The specific objectives of managing waste generated by  Bakery are to:

  • Reduce risks to human health and environment
  • Develop or identify environmentally sound treatment, storage and disposal procedures
  • Reduce waste management cost, including potential long-term liability in waste generation treatment and disposal
  • Fully control waste streams and eliminate “unwanted practices” such as use of non authorized dumpsite.

 Emphasis covers the following subsections

  • ØPower station Waste management

This category of wastes contains high quantity of hydrocarbon compound which if discharged without treatment will have adverse impact in the biosphere. Gases that come off from spent oil, even the emissions from the exhaust of power plant can cause air pollution thereby exacerbating the phenomenon of global warming. Besides, leakage can contaminate groundwater.  No spent oil should be discharged into the drains.

  • ØWaste Water

Waste water in bakery arising from cleaning and spillage will contain high quantity of organic matter and other materials which are detrimental to the environment.

In order to operate in an environmentally sustainable manner, waste water treatment system are essential to mitigate the risk of pollution

  • ØPest Control:

The presence of pests in food production and preparation areas has always been unacceptable. These include; cockroaches, flies, ants, birds etc which may carry pathogenic organisms. The present of pests may lead to adverse public opinion and loss of reputation. The objective of pest management is be to prevent as far as practicable, the introduction of pests and reduce the condition that may encourage their presence

  • ØEnvironmental Factor

This subsection summarizes the activities, identifies the sources of pollutants , the environmental factors which may be impacted and documents measures to manage and/or mitigate the impacts on the environment. It documents environmental factors, objectives and FEPA requirements.
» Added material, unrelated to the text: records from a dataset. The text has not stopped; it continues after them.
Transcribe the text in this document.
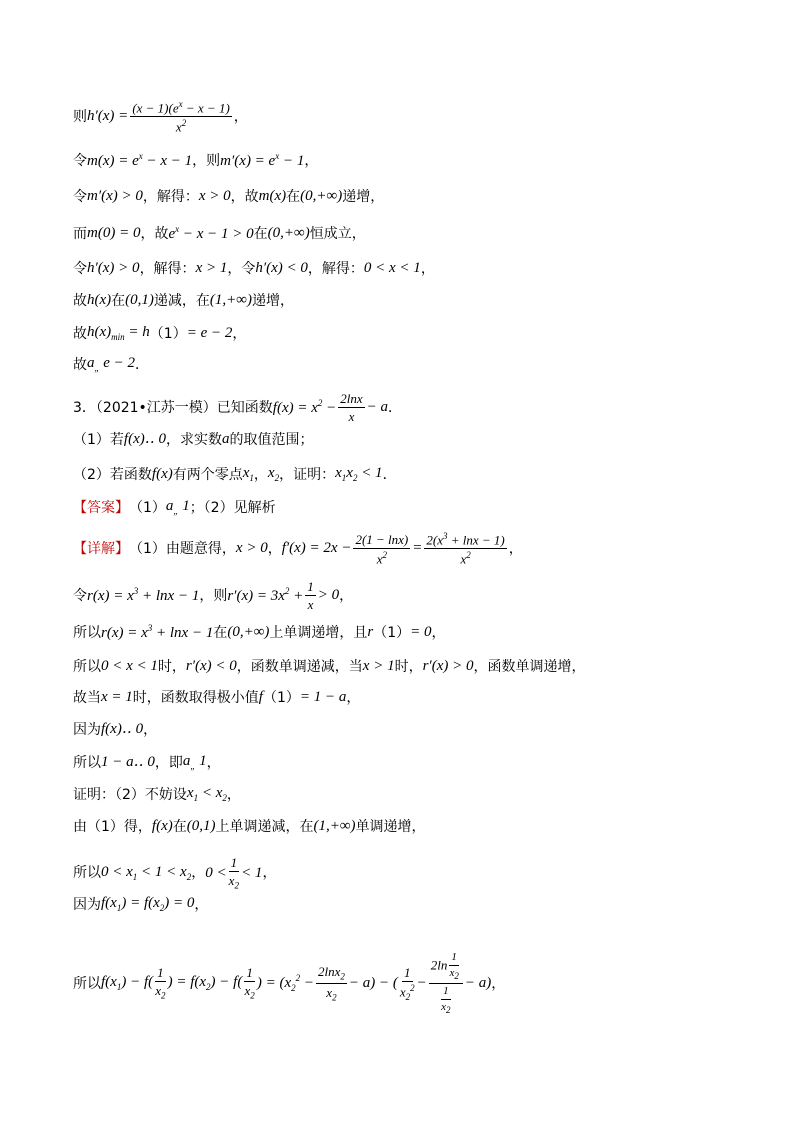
则 $h'(x) = \frac{(x - 1)(e^x - x - 1)}{x^2}$ ，
令 $m(x) = e^x - x - 1$ ，则 $m'(x) = e^x - 1$ ，
令 m′(x) > 0 ，解得： x > 0 ，故 m(x) 在 (0,+∞) 递增，
而 m(0) = 0 ，故 $e^x - x - 1 > 0$ 在 (0,+∞) 恒成立，
令 h′(x) > 0 ，解得： x > 1 ，令 h′(x) < 0 ，解得： 0 < x < 1 ，
故 h(x) 在 (0,1) 递减，在 (1,+∞) 递增，
故 $h(x)_{min} = h$ （1） = e − 2 ，
故 $a_„$ e − 2 ．
3．（2021•江苏一模）已知函数 $f(x) = x^2 - \frac{2\ln x}{x} - a$ ．
（1）若 f(x)‥ 0 ，求实数 a 的取值范围；
（2）若函数 f(x) 有两个零点 $x_1$ ， $x_2$ ，证明： $x_1x_2 < 1$ ．
【答案】 （1） $a_„$ 1 ；（2）见解析
【详解】 （1）由题意得， x > 0 ， $f'(x) = 2x - \frac{2(1 - \ln x)}{x^2} = \frac{2(x^3 + \ln x - 1)}{x^2}$ ，
令 $r(x) = x^3 + \ln x - 1$ ，则 $r'(x) = 3x^2 + \frac{1}{x} > 0$ ，
所以 $r(x) = x^3 + \ln x - 1$ 在 (0,+∞) 上单调递增，且 r （1） = 0 ，
所以 0 < x < 1 时， r′(x) < 0 ，函数单调递减，当 x > 1 时， r′(x) > 0 ，函数单调递增，
故当 x = 1 时，函数取得极小值 f （1） = 1 − a ，
因为 f(x)‥ 0 ，
所以 1 − a‥ 0 ，即 $a_„$ 1 ，
证明：（2）不妨设 $x_1 < x_2$ ，
由（1）得， f(x) 在 (0,1) 上单调递减，在 (1,+∞) 单调递增，
所以 $0 < x_1 < 1 < x_2$ ， $0 < \frac{1}{x_2} < 1$ ，
因为 $f(x_1) = f(x_2) = 0$ ，
所以 $f(x_1) - f( \frac{1}{x_2}$ ) = $f(x_2) - f( \frac{1}{x_2}$ ) = $(x_2^2 - \frac{2\ln x_2}{x_2} - a)$ − ( $\frac{1}{x_2^2} - \frac{2\ln \frac{1}{x_2}}{\frac{1}{x_2}} - a$) ，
  • ØProffered Mitigation/Management Plans For Landmark Bakery

This section proffered mitigation/ management guidelines for controlling the nuisances caused by bakery operations.

  • ØGeneral Recommendation For Handling Landmark Bakery Waste

Effective waste handling and disposal are key elements of an organization’s environmental management system. This is predicated upon the fact that effective waste management contributes to environmental sustainability and reduction of both operating cost and future liabilities.

This section allocates and justifies priorities that must be taken to effectively control the impact of waste generated by  bakery.


This section provides information and instruction for addressing any health risks that could arise at the workplace.

The operation involved in the production processes in a bread-making industry expose workers to various hazardous substances such as dust from flour and other ingredients, disinfectants and cleaning products. This exposure is due to inhalation, absorption – through the skin or possibly ingestion; this may cause negative health related problem. For instance flour dust may cause asthma, respiratory, nasal and eye problems.

 Occupational dermatitis In bakeries, dermatitis is caused by contact with liquid ingredients such as olive oil and the handling of flour/dough, sugar, spices, herbs and seasoning. Symptoms of the disease include; reddening of the skin, itching, flaking and blisters. The hands and forearms are most commonly affected.

 This section also highlights key environmental, health and safety risk/liability relating to the bakery. These are associated to Poor Storage Conditions, Emissions of Air, Manual Handling and Repetitive Work, Exposure to high Temperature and Radiation, Entry into Confined Spaces, Transportation, and Fire Outbreak.

 Other element that were considered in the subsections include; Food safety, Recommendations for maintaining good health and Safety standard.



This chapter provides the guidelines for monitoring and ascertaining the level of compliance stipulated in this EMP to ensure sustainable business practices in Bakery.  It provides guidelines for monitoring, reporting, review and necessitate measures such as staff training, operational checklist to ensure compliance with stipulated regulations thus promoting continuous environmental improvement.